Many works of science fiction have been conceived around the idea that machines will become more and more human. Machines that think, learn and make decisions the way humans do have been the subject of speculative fears even as scientists and engineers work to create them.
With The Singularity just looming on the horizon, there were some fascinating developments in the world of artificial intelligence and machine learning that we wanted to delve into.
Purdue University researchers are building material inspired by the human brain for artificial intelligence (AI) to help AI learn continuously over time. The goal of the project is to make AI more portable so that it can be used in isolated environments such as robots in space or autonomous vehicles. By building AI directly into hardware rather than running it as software, these machines could operate more efficiently.
MIT engineers have designed a brain-inspired chip by putting tens of thousands of artificial brain synapses, or memristors, on a single chip smaller than a piece of confetti. Memristors (memory transistors) are silicon-based components that mimic the information transmission synapses of the human brain. This so-called “brain-on-chip” could one day be embedded in small, wearable AI devices that could perform complex computational tasks currently only performed by supercomputers.
And researchers from Northwestern University and the University of Hong Kong have has developed a device inspired by the human brain that simulates human learning. The device is able to learn by association via synaptic transistors that process and store information at the same time.
Here are more details about these three projects that aim to allow computers to imitate the human brain:
The Purdue Project
In an article published in Science in February, Purdue researchers explained how computer chips could dynamically rewire themselves to absorb new data like the brain does, allowing AI to continue learning over time.
To enable learning, the brain is constantly forming new connections between neurons. So, to build a brain-inspired computer or machine, the circuitry of a computer chip must also change. However, a circuit that a computer has used for years is the same circuit that was built for the computer at the factory.

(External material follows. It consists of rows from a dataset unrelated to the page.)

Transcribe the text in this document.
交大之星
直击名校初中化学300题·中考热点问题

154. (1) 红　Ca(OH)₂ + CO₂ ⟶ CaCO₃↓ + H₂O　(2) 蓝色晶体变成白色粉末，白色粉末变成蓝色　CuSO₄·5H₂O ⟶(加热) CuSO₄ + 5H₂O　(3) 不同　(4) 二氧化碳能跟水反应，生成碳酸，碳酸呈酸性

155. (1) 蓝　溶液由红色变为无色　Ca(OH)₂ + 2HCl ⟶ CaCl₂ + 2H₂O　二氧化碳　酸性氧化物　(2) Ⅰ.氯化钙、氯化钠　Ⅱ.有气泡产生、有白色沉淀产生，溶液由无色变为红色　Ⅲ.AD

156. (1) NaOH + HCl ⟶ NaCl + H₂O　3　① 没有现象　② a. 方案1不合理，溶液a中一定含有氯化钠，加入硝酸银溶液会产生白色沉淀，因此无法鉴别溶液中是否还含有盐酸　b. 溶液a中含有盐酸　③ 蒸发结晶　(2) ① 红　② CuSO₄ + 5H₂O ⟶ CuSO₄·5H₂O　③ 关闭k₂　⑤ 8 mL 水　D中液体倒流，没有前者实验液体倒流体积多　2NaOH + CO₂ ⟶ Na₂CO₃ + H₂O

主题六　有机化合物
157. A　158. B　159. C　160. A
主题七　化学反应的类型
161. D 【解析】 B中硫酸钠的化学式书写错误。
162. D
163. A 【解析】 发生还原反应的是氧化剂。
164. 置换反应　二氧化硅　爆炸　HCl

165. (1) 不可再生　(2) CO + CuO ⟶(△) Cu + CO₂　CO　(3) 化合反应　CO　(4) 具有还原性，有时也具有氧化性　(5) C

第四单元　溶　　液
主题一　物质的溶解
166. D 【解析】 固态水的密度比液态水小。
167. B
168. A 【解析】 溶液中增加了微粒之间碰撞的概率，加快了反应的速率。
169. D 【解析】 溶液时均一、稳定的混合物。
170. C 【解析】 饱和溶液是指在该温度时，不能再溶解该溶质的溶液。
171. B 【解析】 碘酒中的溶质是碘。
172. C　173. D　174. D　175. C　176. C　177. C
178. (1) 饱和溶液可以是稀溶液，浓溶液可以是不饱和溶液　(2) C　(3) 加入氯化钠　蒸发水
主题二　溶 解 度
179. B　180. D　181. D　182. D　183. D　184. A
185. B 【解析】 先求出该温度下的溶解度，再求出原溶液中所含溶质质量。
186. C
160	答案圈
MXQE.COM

Therefore, researchers must be able to “continuously program, reprogram and change the chip”, According to Shriram Ramanathanprofessor in the School of Materials Engineering at Purdue University whose work involves discovering how materials could mimic the brain to improve computing.
Ramanathan and his team have built new hardware that can be reprogrammed with electrical pulses on demand. The team believes that because this device is adaptable, it will be able to take on all the functions needed to build a computer inspired by the human brain.
“Through simulations of the experimental data, Purdue team collaborators from Santa Clara University and Portland State University have shown that the internal physics of this device create a dynamic structure for a neural network machine that can recognize EKG patterns and numbers more efficiently than static networks,” according to Purdue. “This neural network uses ‘reservoir computing,’ which explains how different parts of a brain communicate and transfer informations.”
The team now aims to demonstrate this on large-scale test chips that could be exploited to develop a brain-inspired computer, the researchers said.
MIT’s “Brain on a Chip”
MIT researchers are preparing for the day when people ‘might be able to carry artificial brains [that can work] without connecting to supercomputers, the Internet or the cloud”, according to a statement.
“Like a brain synapse, a memristor would also be able to ‘remember’ the value associated with a given current strength and produce the exact same signal the next time it receives a similar current,” the statement said. “This could ensure that the answer to a complex equation, or the visual classification of an object, is reliable – a feat that normally involves multiple transistors and capacitors.”
In an article published in “Nature’s nanotechnology“, the scientists explained how their brain-inspired chip could remember a grayscale image of Captain America’s shield – each pixel was associated with a corresponding memristor on the chip – and recreate the same crisp image of the shield multiple times. time.
In the paper, the MIT researchers pointed out that its “brain on a chip” could be used to perform complex tasks on mobile devices – tasks that only supercomputers can currently handle.
Brain-like device simulates human learning
Inspired by Russian psychologist Ivan Pavlov’s book, which trained dogs to associate the sound of a bell with food, researchers from Northwestern and the University of Hong Kong trained their computing device to associate light with pressure, according to a press release.. the research has been published in the journal “Nature Communications”.
This new device mimics the brain by using electrochemical “synaptic transistors” to process and store information at the same time, the release noted. “These synapses allow the brain to operate in a highly parallel, fault-tolerant, and energy-efficient manner,” the statement read. The device’s plastic organic transistors work like a biological synapse.
“With its brain-like capability, the new transistor and circuitry could potentially overcome the limitations of traditional computing, including their power-hungry hardware and limited ability to multi-task,” the statement said. “The brain-like device also has higher fault tolerance, continuing to operate smoothly even when some components fail.”
In today’s computer systems, memory and logic are physically separated; however, combining these functions would save space and reduce energy costs. And the new computing device’s flexible, plastic-like polymers would allow researchers to integrate it into smart robotics, wearable electronics and even devices implanted in humans.
Conclusion
While a robot uprising is still firmly in the realm of science fiction, these advances are just some of the ways scientists are working to replicate the biological machinery of the brain and it could one day lead to computers that work like the human brain.